I can't even feel myself anymore :|

Tuesday, March 08, 2011



I guess i changed too much along the way:\

Sunday, March 06, 2011


Behind my smile is a hurting heart. Behind my laughs I’m falling apart. Look at me closely and you will see: The girl I am just isn’t me.

Tomorrow is the first day of attachment. Till now, i'm undecided to take a bus or to take a train to ToaPayoh. Okay, i shall stick with MRT for now, cause it seems much safer:S Now it seems like everyone's bombarding me with what to wear for ITP tmr. Okay, i have NO IDEA.

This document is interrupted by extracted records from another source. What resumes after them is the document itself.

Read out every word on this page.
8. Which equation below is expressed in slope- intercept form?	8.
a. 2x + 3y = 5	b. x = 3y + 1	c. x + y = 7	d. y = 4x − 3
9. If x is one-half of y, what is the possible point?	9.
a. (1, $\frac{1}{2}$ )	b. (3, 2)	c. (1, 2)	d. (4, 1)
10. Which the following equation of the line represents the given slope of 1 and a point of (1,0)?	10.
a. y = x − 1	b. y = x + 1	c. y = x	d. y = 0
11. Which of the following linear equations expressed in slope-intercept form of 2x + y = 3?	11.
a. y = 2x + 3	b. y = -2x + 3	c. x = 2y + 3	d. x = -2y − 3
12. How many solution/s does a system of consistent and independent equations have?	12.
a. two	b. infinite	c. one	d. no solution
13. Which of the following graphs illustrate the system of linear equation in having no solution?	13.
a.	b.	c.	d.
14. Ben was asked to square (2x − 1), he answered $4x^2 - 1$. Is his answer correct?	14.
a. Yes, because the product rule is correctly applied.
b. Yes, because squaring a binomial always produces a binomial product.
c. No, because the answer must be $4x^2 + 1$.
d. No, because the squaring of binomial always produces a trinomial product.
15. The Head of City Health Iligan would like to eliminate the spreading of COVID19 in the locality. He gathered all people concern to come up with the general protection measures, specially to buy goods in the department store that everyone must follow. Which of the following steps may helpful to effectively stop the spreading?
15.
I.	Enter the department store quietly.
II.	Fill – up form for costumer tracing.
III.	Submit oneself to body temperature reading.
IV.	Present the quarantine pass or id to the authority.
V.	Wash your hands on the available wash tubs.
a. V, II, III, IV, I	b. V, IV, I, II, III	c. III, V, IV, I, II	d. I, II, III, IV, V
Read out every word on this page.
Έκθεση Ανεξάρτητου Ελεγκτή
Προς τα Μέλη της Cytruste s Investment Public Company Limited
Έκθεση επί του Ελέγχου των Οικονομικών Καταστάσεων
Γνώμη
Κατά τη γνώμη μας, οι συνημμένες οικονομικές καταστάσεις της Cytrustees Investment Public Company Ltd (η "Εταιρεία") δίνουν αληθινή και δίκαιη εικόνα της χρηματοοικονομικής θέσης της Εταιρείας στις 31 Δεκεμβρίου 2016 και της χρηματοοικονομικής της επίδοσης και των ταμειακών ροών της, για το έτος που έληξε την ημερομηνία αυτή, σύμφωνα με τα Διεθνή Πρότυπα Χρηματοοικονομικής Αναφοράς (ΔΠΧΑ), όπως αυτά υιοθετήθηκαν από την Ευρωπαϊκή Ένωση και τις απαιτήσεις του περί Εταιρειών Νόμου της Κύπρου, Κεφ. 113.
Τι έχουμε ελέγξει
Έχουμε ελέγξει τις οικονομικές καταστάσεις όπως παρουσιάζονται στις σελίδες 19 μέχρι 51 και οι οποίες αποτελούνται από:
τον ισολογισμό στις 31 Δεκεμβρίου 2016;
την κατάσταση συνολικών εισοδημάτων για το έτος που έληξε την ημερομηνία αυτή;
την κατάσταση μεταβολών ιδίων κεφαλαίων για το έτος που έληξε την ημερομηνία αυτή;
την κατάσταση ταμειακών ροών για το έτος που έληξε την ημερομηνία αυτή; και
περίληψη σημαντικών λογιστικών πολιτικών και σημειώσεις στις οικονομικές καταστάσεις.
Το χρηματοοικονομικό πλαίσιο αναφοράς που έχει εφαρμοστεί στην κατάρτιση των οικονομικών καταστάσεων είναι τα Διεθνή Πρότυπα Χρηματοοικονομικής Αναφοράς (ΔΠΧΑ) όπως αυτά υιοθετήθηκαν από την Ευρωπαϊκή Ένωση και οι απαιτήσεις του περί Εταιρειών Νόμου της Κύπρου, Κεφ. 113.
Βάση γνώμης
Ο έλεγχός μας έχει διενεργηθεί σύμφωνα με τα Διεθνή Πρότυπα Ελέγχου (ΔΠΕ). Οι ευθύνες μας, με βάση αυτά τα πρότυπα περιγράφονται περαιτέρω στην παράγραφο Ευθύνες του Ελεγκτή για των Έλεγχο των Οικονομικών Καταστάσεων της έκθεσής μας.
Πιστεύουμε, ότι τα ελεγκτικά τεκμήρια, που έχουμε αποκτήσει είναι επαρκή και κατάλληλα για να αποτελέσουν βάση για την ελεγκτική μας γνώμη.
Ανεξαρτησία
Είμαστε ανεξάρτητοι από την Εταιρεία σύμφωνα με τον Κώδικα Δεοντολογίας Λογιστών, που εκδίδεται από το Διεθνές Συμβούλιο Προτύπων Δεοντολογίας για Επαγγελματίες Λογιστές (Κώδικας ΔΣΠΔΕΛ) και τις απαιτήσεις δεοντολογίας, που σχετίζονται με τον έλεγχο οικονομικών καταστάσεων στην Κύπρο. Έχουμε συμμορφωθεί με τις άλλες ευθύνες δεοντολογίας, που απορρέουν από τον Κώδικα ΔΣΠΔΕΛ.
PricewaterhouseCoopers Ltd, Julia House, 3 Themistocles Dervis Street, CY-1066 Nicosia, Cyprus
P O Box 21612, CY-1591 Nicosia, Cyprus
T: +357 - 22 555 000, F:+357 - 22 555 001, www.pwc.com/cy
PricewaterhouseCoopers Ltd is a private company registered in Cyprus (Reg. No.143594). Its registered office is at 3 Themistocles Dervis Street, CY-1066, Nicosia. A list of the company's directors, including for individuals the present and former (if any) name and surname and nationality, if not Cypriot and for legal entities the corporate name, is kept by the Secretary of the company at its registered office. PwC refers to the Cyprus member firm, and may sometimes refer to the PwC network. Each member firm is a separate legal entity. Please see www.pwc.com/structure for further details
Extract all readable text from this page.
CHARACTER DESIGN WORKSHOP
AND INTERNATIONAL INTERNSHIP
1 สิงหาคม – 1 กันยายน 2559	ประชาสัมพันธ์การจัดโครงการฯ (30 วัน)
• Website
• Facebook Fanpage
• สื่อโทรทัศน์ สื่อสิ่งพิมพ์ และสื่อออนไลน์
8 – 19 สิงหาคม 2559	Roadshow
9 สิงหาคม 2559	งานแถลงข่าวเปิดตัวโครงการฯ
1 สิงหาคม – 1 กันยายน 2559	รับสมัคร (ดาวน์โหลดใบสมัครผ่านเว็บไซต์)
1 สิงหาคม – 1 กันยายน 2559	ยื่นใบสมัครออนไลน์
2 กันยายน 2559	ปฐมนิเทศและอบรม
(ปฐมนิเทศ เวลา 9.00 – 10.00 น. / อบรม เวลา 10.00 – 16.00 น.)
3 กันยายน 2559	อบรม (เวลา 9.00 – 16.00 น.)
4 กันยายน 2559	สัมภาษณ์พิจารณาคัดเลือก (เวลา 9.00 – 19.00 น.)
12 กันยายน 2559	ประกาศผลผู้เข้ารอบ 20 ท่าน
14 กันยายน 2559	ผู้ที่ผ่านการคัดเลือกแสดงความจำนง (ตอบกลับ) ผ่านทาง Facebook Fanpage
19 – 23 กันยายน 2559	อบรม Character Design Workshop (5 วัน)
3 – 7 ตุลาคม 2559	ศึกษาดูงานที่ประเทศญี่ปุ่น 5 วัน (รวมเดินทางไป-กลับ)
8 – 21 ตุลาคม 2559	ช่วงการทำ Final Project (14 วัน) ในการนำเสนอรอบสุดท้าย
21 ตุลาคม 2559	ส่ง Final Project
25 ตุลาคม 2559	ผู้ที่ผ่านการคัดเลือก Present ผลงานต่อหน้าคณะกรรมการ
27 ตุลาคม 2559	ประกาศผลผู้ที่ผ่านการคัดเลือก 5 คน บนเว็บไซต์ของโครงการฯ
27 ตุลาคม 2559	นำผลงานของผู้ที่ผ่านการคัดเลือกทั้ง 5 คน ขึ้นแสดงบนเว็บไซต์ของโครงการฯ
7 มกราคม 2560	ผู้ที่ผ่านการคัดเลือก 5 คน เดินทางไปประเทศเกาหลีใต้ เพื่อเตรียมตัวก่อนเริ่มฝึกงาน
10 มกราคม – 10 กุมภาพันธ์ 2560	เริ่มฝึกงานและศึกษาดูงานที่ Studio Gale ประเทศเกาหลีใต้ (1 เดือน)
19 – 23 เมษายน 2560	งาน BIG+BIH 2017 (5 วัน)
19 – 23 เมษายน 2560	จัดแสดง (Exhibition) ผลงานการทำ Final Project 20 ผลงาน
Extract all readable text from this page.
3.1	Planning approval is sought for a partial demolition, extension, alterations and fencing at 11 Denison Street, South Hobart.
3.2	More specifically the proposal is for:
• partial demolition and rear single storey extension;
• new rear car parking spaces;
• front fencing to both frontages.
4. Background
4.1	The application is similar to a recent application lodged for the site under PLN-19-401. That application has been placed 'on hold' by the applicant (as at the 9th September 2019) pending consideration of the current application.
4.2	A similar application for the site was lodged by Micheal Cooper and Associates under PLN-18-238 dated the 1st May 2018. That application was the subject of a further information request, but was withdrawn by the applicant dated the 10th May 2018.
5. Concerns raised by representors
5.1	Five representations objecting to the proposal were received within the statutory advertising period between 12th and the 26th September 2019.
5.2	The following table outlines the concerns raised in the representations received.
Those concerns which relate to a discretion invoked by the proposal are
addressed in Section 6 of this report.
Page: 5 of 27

Anyway, i'm annoyed with ITP, ruining my holidaysss): And it sucks cause i won't know how many days i need to work, how many hours a day, what time report work everyday, need work weekend anot, what time end. Okay, you get it. It sucks cause we know nuts about it-.-

Apart from whining about ITP. I think i'm trying to handle a heartache over here. Major heartache, don't ask about it. I have no idea why is this happening.Perhaps i thought too highly about myself in your heart. Maybe I'm really not on the top of your priority list, not even near.

Friday, March 04, 2011



The most memorable people in life will be the friends who loved you when you weren’t very lovable.
-Aidan Chambers


Pool again today! Actually was supposed to meet Layhan at 7. So Zara and i met up at around 5 to go soh at TM, cause watson's is having sale. ( We like damn aunty sia!)
After ZD, Za, Kel, Clar and i met up, Layhan said she could make it. Wts?! Okay, annoyed much. This is probably the last time gonna ask her out. I mean, it's annoying can?!
Supposed to head to Harry's bar, but apparently, change of plans, headed down to Safra to play pool instead. <3 the noodles there! That's the only reason why i like that place. Hees!

Anyways, ECP tmr with Clique! Happy~ Sad that my sotong can't come T.T Peektures tmr!

Wednesday, March 02, 2011



In the end you’ll see who’s fake, who’s true and who would risk it all for you.
-Tiffany Williams


Ohyes baby! Exams are finally O V E R officially baby! That means i can play all day and party all night! Alright, sad thing, only for 5 days. Effing 5 days. It's okay, i'll try to live it to the fullest!

City Plaza today with Zara, finally get to eat my Arnold's chicken! Yes ah, i ate my brotherrrr's chicky chicken! Then headed to her house to annoy her mummy! Teehees! And then, headed down to want our darling(s) play basketball. It kinda ended not too happily ever after uh, cause some people started playing rough! My poor boy! ): Ohno, it's my poor BOYSSSS! Why play till so rough man! Tsk!

Anyway, kbox tmr with lovelies! (:
Meanwhile, i'm still remembering the classics:

"My hand smells like dog.
You dog.
Bark and i'll help you!

Chhhiiickkkeeeen, damn bastard right! Tsk, that's how my clique is, annoying much!